Rita looked around too, realizing why she’d wanted to come here. The dried-out scrub, the tough little rodents and lizards and snakes--they all battled the scorching sun and each other for one more breath. It was the most ferociously alive place she’d ever been. "What was the Sonoran Desert like?"

His shoulders moved unevenly. "Dead."

She flinched.

He’d made his way to a patch of what looked like blossoms of tan-green ping-pong paddles with long, pink spines. "What are those?" she asked, to distract herself.

"These?" He glanced down as if surprised.

"Yes."

He shrugged. "We never gave them a name. They were all over, in this place. Just grew wild, anywhere they could take hold." He crouched down and reached between the spines to brush his finger along the wrinkled green skin. "Saved Danziger’s life once."

She clasped her hands behind her back. "I’ve seen records. There was a plant something like them in the Sonoran desert. They were called--prickly pear?"

"Yeah," he said. "I guess they used to grow everywhere. In the backyard, by the side of the road, up against your building. In some places in Tucson, you could still see the dead ones."

"They died out?"

He ran his finger up one of the spines, lightly tapping the wicked point with his fingertip as if daring it to pierce the skin. "Of course not," he said. "They had them on the stations. In museums and DNA banks."

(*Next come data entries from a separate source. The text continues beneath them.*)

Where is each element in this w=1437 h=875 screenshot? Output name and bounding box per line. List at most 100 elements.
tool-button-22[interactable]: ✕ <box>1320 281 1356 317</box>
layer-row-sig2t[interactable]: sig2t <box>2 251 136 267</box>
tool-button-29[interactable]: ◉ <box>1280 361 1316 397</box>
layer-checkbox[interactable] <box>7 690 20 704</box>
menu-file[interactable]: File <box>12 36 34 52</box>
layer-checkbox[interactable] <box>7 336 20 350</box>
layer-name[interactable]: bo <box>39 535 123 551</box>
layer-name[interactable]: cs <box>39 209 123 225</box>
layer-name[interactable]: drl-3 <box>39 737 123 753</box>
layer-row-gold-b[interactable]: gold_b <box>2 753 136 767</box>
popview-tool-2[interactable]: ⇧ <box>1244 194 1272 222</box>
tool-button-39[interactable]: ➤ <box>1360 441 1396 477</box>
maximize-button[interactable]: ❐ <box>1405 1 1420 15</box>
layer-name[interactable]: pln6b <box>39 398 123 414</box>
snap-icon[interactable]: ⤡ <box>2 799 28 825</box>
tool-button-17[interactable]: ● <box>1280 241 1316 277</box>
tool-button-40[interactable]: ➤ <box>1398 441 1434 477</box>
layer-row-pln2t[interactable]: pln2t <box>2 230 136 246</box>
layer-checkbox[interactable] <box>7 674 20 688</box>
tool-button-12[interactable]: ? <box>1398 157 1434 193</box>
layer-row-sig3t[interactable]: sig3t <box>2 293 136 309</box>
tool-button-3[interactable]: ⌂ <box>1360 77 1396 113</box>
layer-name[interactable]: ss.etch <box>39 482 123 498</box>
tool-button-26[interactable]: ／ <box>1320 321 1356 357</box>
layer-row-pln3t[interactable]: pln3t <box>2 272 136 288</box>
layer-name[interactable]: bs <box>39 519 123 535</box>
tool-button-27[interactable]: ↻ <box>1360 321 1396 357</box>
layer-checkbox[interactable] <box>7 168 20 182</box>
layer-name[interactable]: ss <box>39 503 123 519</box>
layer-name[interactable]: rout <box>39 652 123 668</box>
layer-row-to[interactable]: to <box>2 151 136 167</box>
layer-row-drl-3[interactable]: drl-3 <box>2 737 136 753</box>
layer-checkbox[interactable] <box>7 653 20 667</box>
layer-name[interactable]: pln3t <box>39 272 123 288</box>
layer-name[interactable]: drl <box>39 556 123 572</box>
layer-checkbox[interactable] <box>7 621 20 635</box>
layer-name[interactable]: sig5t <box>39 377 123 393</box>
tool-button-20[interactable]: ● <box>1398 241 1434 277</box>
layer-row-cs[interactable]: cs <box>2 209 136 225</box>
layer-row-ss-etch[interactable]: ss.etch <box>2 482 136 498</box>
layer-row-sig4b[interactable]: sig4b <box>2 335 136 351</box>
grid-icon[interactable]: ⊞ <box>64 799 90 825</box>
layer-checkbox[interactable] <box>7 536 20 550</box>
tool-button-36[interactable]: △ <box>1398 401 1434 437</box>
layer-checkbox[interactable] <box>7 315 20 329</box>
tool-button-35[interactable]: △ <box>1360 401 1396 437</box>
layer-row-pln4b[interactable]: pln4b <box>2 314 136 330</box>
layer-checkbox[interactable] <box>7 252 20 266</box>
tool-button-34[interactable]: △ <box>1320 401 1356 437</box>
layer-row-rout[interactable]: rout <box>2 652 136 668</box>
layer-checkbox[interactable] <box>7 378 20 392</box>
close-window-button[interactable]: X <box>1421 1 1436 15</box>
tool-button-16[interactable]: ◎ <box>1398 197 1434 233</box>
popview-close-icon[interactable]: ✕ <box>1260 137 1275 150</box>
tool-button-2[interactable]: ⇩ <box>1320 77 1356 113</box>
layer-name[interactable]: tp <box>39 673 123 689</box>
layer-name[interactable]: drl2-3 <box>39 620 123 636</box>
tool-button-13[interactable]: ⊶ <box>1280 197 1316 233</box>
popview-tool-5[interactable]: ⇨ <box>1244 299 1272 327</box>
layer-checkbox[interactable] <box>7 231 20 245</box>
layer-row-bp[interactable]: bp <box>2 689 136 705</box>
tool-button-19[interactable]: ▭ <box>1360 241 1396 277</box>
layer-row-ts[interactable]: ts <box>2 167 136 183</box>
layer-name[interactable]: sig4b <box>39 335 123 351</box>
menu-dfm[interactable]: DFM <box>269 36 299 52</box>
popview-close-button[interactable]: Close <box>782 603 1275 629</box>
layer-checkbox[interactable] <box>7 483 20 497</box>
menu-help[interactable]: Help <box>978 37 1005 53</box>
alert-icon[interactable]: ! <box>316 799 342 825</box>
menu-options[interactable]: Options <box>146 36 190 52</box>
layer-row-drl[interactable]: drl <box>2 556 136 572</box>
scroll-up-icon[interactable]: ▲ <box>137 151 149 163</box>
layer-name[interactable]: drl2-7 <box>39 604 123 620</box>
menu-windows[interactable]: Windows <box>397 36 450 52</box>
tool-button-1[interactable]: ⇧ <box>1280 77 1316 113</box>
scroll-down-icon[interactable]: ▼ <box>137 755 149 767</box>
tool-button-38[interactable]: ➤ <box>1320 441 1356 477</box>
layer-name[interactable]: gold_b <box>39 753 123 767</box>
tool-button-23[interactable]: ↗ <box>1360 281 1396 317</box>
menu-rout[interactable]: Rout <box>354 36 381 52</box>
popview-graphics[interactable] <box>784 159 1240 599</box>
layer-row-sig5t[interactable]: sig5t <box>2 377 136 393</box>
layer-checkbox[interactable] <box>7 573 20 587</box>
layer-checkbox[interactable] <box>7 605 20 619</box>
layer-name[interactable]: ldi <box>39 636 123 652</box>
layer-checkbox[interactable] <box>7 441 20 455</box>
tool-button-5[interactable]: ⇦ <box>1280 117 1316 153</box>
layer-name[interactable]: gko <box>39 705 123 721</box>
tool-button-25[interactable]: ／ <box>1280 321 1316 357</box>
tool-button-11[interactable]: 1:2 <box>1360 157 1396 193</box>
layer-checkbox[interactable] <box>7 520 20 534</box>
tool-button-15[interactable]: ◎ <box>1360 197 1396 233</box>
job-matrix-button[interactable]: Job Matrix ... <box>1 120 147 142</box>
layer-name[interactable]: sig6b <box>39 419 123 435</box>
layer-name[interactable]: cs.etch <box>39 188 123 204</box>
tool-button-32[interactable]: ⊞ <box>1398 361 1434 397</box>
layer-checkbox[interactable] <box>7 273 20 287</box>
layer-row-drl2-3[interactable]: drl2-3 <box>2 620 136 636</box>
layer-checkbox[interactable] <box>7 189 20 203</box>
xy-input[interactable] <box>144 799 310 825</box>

"I meant in the desert. They didn’t grow wild anymore?"

"The ground was poisoned," he said. "The rain--what rain we got--was acid."

"Oh."

"My nana had one, in a pot," he said softly. "The soil was treated. She saved part of her weekly water ration for it. Didn’t need much, really, but she was old, and we didn’t get much. But she wanted to keep one alive. Just one."

"What happened to it?"

He looked at her. "We left it, when we skylifted. After she died. We had to. There was no room." He stood, and his sunshades slid down his nose, revealing his eyes for the first time. He didn’t bother to push them up. "Why did you come here?"

She looked around her, at the seeming emptiness that stretched out into a life-filled infinity. "Our family lived in the desert for generations, on both sides of the border. Maybe some part of me remembers this. Maybe some part of me needed to be here, even in VR." She let out a humorless laugh. "Or maybe I’m just being fanciful. Making things up."

"You’re not making anything up," he said.

She looked back at him. "Why do you say that?"

He opened his mouth, then closed it again.

She pushed. "Is that the way you felt, when you came here?"

His eyes darkened. Then, without answering, he reached up, touched the side of his head where his gear sat in real life, and disappeared.